The Dominican economy grew 6.6% in 2016, a rate above
its potential level, making it the economy that experienced the
highest growth in Latin America for the third consecutive year.
The aggregate demand was driven by the 11.1% growth in
investment, an expansion of 6.7% in exports and 4.5% in final
consumption. The annual inflation rate was 1.7%, below the
target of 4% ± 1%, and influenced by the positive supply
shock, mainly due to the relative stability of oil prices at a
level below the average of the last five years.
Given the positive supply shock that eased a substantial
growth with low inflationary pressures, the central bank kept
its policy rate unchanged at 5% until October 2016 when it was
increased to 5.5%, preventing an increase in inflationary
pressures in the short-term associated with expected increases
in oil prices, the normalisation of US monetary policy, our
main trading partner, as well as uncertainty in the markets due
to changes in US policies.
In this context of improved terms of trade, the balance of
payments results showed a reduction in the current account
deficit for the fifth consecutive year, from 1.9% of GDP in
2015 to 1.4% of GDP at the end of 2016. This result is mainly
due to the 9.3% decrease in the value of oil and oil products
imports, the increase in exports of goods by 4.4%, the growth
of tourism revenues by 9.9%, and the increase of 6.1% in family
remittances.

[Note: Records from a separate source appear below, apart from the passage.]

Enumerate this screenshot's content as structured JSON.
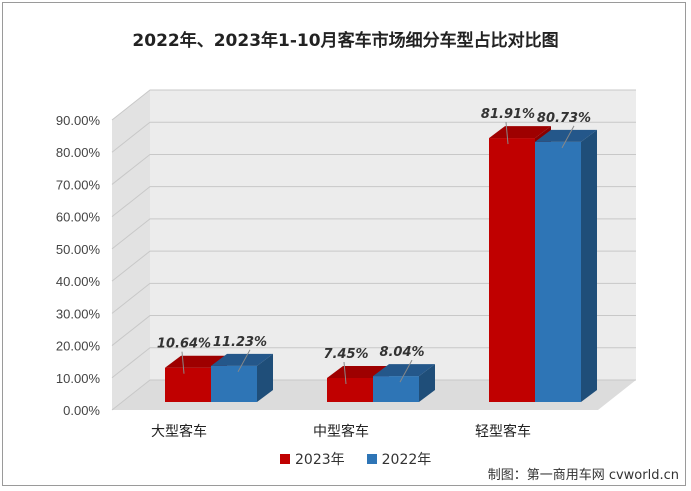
{
  "chart_data": {
    "type": "bar",
    "title": "2022年、2023年1-10月客车市场细分车型占比对比图",
    "categories": [
      "大型客车",
      "中型客车",
      "轻型客车"
    ],
    "series": [
      {
        "name": "2023年",
        "values": [
          10.64,
          7.45,
          81.91
        ],
        "labels": [
          "10.64%",
          "7.45%",
          "81.91%"
        ]
      },
      {
        "name": "2022年",
        "values": [
          11.23,
          8.04,
          80.73
        ],
        "labels": [
          "11.23%",
          "8.04%",
          "80.73%"
        ]
      }
    ],
    "yticks": [
      "0.00%",
      "10.00%",
      "20.00%",
      "30.00%",
      "40.00%",
      "50.00%",
      "60.00%",
      "70.00%",
      "80.00%",
      "90.00%"
    ],
    "ylim": [
      0,
      90
    ],
    "grid": true,
    "legend_position": "bottom"
  },
  "colors": {
    "series_2023": "#c00000",
    "series_2022": "#2e75b6",
    "wall": "#ececec"
  },
  "source": "制图：第一商用车网 cvworld.cn"
}
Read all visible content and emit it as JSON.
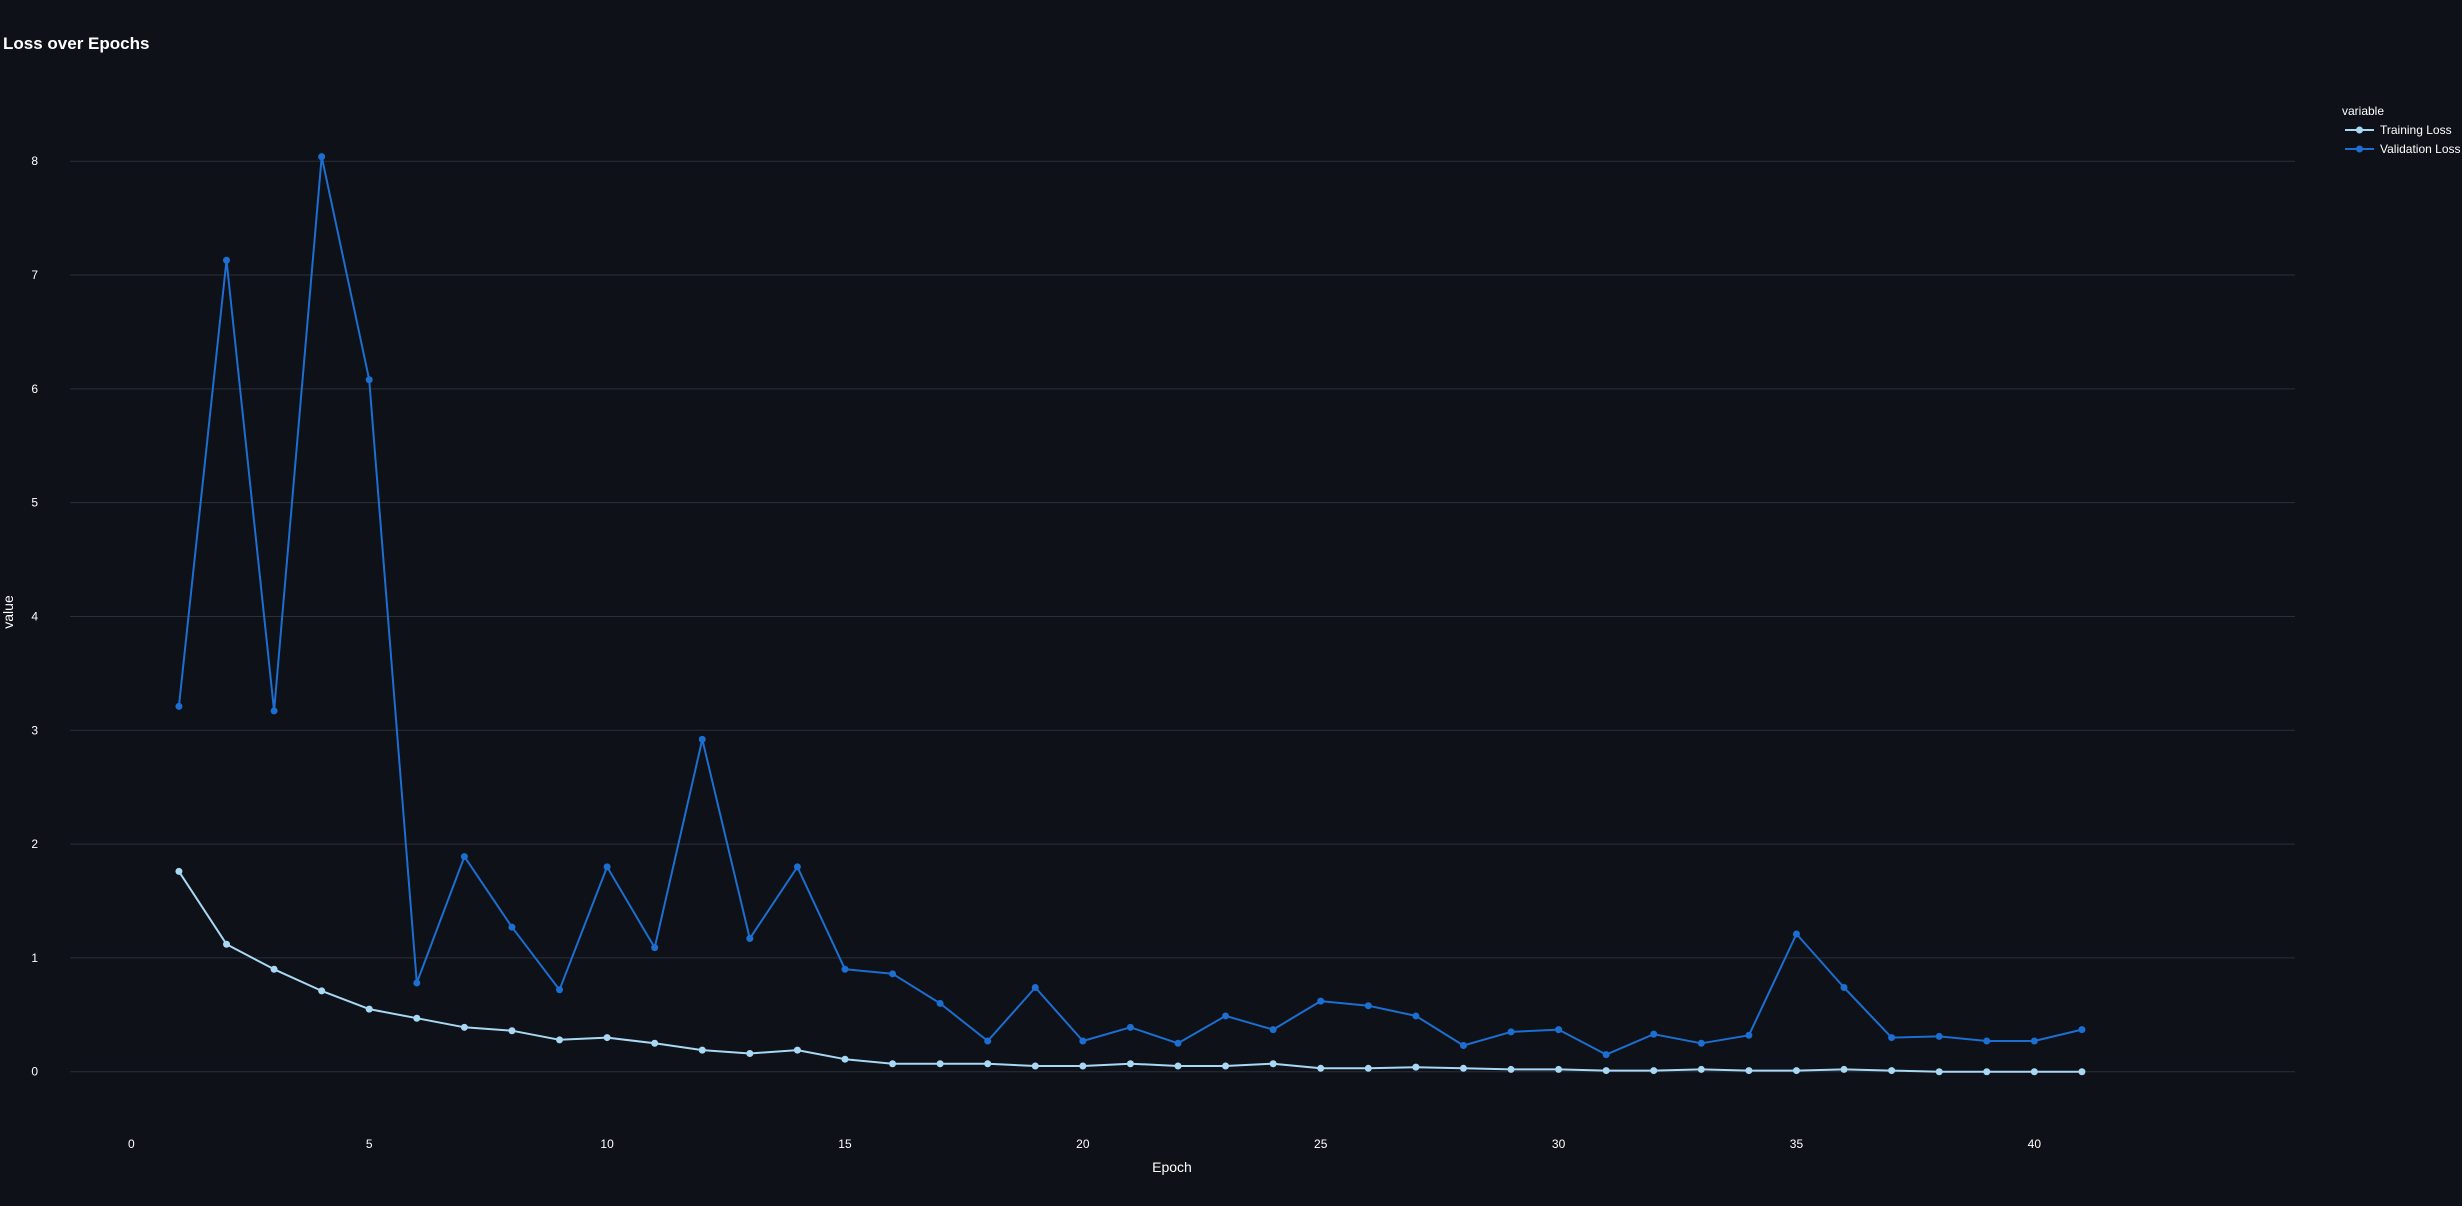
{
  "chart_data": {
    "type": "line",
    "title": "Loss over Epochs",
    "xlabel": "Epoch",
    "ylabel": "value",
    "xlim": [
      -1.5,
      45.5
    ],
    "ylim": [
      -0.6,
      8.45
    ],
    "xticks": [
      0,
      5,
      10,
      15,
      20,
      25,
      30,
      35,
      40
    ],
    "yticks": [
      0,
      1,
      2,
      3,
      4,
      5,
      6,
      7,
      8
    ],
    "grid": "horizontal",
    "legend": {
      "title": "variable",
      "placement": "top-right"
    },
    "x": [
      1,
      2,
      3,
      4,
      5,
      6,
      7,
      8,
      9,
      10,
      11,
      12,
      13,
      14,
      15,
      16,
      17,
      18,
      19,
      20,
      21,
      22,
      23,
      24,
      25,
      26,
      27,
      28,
      29,
      30,
      31,
      32,
      33,
      34,
      35,
      36,
      37,
      38,
      39,
      40,
      41
    ],
    "series": [
      {
        "name": "Training Loss",
        "color": "#a9d8f5",
        "values": [
          1.76,
          1.12,
          0.9,
          0.71,
          0.55,
          0.47,
          0.39,
          0.36,
          0.28,
          0.3,
          0.25,
          0.19,
          0.16,
          0.19,
          0.11,
          0.07,
          0.07,
          0.07,
          0.05,
          0.05,
          0.07,
          0.05,
          0.05,
          0.07,
          0.03,
          0.03,
          0.04,
          0.03,
          0.02,
          0.02,
          0.01,
          0.01,
          0.02,
          0.01,
          0.01,
          0.02,
          0.01,
          0.0,
          0.0,
          0.0,
          0.0
        ]
      },
      {
        "name": "Validation Loss",
        "color": "#1c6ed0",
        "values": [
          3.21,
          7.13,
          3.17,
          8.04,
          6.08,
          0.78,
          1.89,
          1.27,
          0.72,
          1.8,
          1.09,
          2.92,
          1.17,
          1.8,
          0.9,
          0.86,
          0.6,
          0.27,
          0.74,
          0.27,
          0.39,
          0.25,
          0.49,
          0.37,
          0.62,
          0.58,
          0.49,
          0.23,
          0.35,
          0.37,
          0.15,
          0.33,
          0.25,
          0.32,
          1.21,
          0.74,
          0.3,
          0.31,
          0.27,
          0.27,
          0.37
        ]
      }
    ]
  }
}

Investment flows in 2016 experienced an expansion
of 9.2%, mainly for activities related to tourism, real estate,
and mining. As of December 2016, gross international reserves
reached $6,047.4 million, equivalent to 3.9 months of imports,
while net international reserves amounted to $6,046.7 million,
for an increase of $781.3 million and $851.6 million,
respectively, during the period. It is important to note that
this is the highest level historically achieved.
According to preliminary figures, in 2016 government
operations showed a non-financial public sector (NFPS) deficit
of 2.8% of GDP, as part of the fiscal consolidation process
initiated since 2012.
In 2016, the Dominican financial sector experienced a
sustained expansion rate of its gross assets and liabilities,
with annual increases of 11.8% and 11.7%, respectively,
verifying in turn appropriate levels in the profitability and
quality indicators of the loan portfolio.
The macroeconomic outlook for the end of 2017 shows an
expected GDP growth of around 5.5%, driven by private
consumption and investment. The inflation rate is expected to
be at the centre of the target range as the positive supply
shock dissipates, with a low probability of significant
inflationary pressures in the monetary policy horizon. In
addition, the current account deficit of the balance of
payments is expected to be around 2% of GDP, while achieving a
significant increase in international reserves.